REPUBLIKA.CO.ID,NEW YORK--Mantan Presiden AS, Jimmy Carter dituntut harus membayar denda senilai 5 juta dolar AS di pengadilan federal, New York, Selasa (1/2) lantaran bukunya yang berjudul Palestina: Perdamaian bukan Apartheid dinilai telah memuat informasi yang tidak benar dan memancing sikap anti Israel.
Tuntutan itu disampaikan pengacara Nitsana Darshan dan David Schoen yang menilai buku karya Carter itu telah melanggar undang-undang perlindungan kepentingan konsumen negara bagian New York. Dalam buku itu dicantumkan pernyataan yang menyebutkan umumnya sikap Israel tdak masuk akal dan Suriah tidak termasuk negara seperti Israel. Informasi yang disampaikan tidak akurat dan hanya mengkritisi Israel.
Melalui bukunya itu Carter dianggap memiliki agenda propaganda anti Israel dan memberikan informasi yang tidak akurat. Hal itu sama dengan perbuatan menipu dalam kegiatan berbisnis.
Menurut siaran pers yang disampaikan kedua pengacara itu juga disebutkan tuntutan itu adalah yang pertama diajukan kepada seorang mantan Presiden dan sebuah penerbitan. Kedua pengacara itu menggunakan aturan tentang perlindungan konsumen terkait publikasi informasi yang tidak akurat. ''Isi buku itu tidak berdasar dan tidak mewakili kejadian yang sesungguhnya. Apa yang dibahas orang saat ini tentang Israel berdasarkan pada keyakinan orang atas apa yang selama ini terjadi,'' kata Schoen dalam surat elektroniknya seperti dikutip The Jerusalem Post.
Menurutnya pernyataan mantan seorang presiden yang tidak berdasar merupakan tindakan yang merugikan bagi hubungan dengan rekan dekatnya, pendukung dan orang kepercayaan. Mereka akan berpaling dan mereka akan menyampaikan kebohongan itu apa adanya.
Pihak penerbit buku tersebut, Simon and Shuster juga dikecam karena mengiklankan buku itu sebagai buku non fiksi. Adam Rothberg juru bicara Simon and Shuster menyebut tuntutan itu sama dengan membelenggu kebebasan orang untuk berpendapat. Pihaknya juga tidak akan menolak untuk hadir dalam persidangan. Sedangkan Presiden Carter sendiri tidak memberikan komentar.
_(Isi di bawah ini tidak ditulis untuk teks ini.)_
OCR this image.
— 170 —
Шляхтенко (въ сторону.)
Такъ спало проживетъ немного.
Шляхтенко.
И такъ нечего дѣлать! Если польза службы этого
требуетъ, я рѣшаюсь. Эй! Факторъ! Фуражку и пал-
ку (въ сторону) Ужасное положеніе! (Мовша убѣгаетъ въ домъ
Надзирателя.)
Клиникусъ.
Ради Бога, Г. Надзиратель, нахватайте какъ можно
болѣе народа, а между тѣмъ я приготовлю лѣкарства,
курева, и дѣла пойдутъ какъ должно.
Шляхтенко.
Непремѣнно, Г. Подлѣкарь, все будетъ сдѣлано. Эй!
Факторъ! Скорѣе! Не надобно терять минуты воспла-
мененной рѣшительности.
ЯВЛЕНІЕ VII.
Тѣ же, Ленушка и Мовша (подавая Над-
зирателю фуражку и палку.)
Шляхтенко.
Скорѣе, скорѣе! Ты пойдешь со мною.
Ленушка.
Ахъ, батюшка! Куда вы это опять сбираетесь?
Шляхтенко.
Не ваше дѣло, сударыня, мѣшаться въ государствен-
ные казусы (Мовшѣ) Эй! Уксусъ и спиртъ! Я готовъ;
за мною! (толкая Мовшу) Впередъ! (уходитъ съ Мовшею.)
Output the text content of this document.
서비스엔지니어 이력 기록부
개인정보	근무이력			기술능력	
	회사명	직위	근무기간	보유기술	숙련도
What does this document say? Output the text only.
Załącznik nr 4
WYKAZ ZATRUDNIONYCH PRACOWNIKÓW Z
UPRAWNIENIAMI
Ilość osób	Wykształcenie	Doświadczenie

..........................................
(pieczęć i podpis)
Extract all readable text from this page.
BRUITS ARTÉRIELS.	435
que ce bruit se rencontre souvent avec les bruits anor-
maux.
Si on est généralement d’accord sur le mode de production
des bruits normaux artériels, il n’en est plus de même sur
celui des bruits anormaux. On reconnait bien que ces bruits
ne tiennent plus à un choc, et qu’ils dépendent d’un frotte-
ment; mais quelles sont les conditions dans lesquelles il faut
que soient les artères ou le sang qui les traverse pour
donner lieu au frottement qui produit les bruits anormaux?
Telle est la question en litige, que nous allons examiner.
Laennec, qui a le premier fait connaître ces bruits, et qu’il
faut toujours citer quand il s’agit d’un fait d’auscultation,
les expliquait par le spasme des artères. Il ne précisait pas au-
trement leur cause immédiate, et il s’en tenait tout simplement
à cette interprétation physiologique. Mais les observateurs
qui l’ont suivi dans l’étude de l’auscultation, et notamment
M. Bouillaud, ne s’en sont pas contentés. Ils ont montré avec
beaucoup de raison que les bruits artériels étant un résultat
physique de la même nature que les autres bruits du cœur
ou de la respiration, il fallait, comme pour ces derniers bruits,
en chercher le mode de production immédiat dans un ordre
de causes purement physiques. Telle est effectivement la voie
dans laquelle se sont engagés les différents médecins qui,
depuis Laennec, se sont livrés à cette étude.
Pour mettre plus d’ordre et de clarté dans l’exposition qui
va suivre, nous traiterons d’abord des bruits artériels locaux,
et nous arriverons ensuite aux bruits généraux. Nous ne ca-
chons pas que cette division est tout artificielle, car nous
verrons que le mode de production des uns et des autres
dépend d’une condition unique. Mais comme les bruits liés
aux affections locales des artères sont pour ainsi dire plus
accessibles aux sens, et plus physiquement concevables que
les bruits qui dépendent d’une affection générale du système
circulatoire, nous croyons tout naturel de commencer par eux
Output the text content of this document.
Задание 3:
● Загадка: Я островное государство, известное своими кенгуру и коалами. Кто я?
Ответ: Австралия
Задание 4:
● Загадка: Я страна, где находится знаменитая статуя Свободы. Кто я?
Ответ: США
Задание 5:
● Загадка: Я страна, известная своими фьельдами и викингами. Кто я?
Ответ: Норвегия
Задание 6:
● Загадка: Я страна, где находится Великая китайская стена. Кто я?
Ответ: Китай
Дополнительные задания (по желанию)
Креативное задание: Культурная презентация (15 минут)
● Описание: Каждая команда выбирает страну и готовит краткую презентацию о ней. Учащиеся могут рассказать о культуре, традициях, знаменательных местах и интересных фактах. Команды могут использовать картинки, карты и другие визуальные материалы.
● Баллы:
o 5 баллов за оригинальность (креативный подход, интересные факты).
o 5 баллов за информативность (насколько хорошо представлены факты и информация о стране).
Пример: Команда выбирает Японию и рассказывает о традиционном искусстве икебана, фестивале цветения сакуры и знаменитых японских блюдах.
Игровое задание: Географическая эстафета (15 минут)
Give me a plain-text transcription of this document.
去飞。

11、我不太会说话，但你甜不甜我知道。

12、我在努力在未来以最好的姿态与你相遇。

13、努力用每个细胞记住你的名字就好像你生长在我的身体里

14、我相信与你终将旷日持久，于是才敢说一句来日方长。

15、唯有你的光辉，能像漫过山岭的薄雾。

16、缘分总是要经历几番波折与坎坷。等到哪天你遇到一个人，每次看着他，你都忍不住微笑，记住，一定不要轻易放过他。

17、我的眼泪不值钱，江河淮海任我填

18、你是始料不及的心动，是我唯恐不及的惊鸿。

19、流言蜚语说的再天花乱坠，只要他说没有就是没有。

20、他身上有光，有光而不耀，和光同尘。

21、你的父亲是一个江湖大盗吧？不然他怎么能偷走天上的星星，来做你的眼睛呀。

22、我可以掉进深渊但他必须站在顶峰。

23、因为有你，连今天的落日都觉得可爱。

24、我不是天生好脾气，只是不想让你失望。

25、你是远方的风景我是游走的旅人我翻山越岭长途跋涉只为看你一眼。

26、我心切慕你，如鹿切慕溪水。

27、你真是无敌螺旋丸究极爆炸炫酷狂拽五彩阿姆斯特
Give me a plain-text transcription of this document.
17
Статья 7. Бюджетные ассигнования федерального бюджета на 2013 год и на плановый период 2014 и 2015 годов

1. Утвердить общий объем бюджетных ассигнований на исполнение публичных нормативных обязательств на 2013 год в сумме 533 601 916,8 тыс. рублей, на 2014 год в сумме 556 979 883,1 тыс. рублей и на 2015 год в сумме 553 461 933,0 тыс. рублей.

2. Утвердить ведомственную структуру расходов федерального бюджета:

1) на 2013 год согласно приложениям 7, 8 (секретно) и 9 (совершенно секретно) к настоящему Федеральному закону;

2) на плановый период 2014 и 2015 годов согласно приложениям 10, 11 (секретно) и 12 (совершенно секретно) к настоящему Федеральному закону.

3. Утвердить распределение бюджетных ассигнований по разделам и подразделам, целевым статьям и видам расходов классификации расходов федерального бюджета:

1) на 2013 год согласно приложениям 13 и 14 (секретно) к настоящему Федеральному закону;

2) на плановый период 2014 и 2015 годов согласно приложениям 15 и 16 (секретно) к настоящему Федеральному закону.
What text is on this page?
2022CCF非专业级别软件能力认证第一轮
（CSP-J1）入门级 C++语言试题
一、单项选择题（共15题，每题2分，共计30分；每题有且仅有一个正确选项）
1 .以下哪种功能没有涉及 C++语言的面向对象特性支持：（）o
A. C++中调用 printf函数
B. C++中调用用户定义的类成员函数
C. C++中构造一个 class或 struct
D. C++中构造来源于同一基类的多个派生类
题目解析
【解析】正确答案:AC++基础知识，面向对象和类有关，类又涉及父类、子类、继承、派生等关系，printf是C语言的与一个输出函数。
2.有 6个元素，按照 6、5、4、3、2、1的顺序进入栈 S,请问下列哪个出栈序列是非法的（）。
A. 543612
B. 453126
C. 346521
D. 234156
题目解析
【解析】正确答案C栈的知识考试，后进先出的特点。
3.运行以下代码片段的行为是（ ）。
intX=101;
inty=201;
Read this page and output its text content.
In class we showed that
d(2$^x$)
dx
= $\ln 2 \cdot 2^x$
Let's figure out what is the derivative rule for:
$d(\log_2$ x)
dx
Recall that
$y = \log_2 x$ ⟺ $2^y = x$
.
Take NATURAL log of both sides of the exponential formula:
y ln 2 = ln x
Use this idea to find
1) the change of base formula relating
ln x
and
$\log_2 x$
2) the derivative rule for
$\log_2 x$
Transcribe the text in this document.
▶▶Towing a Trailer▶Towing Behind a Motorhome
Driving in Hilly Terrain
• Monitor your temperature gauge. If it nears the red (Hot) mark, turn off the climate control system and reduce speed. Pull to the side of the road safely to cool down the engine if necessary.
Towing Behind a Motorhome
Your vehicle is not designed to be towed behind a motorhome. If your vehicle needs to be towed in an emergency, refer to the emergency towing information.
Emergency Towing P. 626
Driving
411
Menurut Antiwar.com sejauh ini pengajuan perkara hukum yang melibatkan pengarang dan diduga adanya praktek fitnah terhadap sebuah pemerintahan ataupun sekutunya, meski hal itu terjadi di Timur tengah yang dianggap diktator, banyak yang gagal ketika diproses secara hukum di AS. Ketentuan perlindungan Konsumen di New York juga tidak secara eksplisit melarang mengkritik kebijakan Israel meski hal itu hanya karya yang bersifat non fiksi.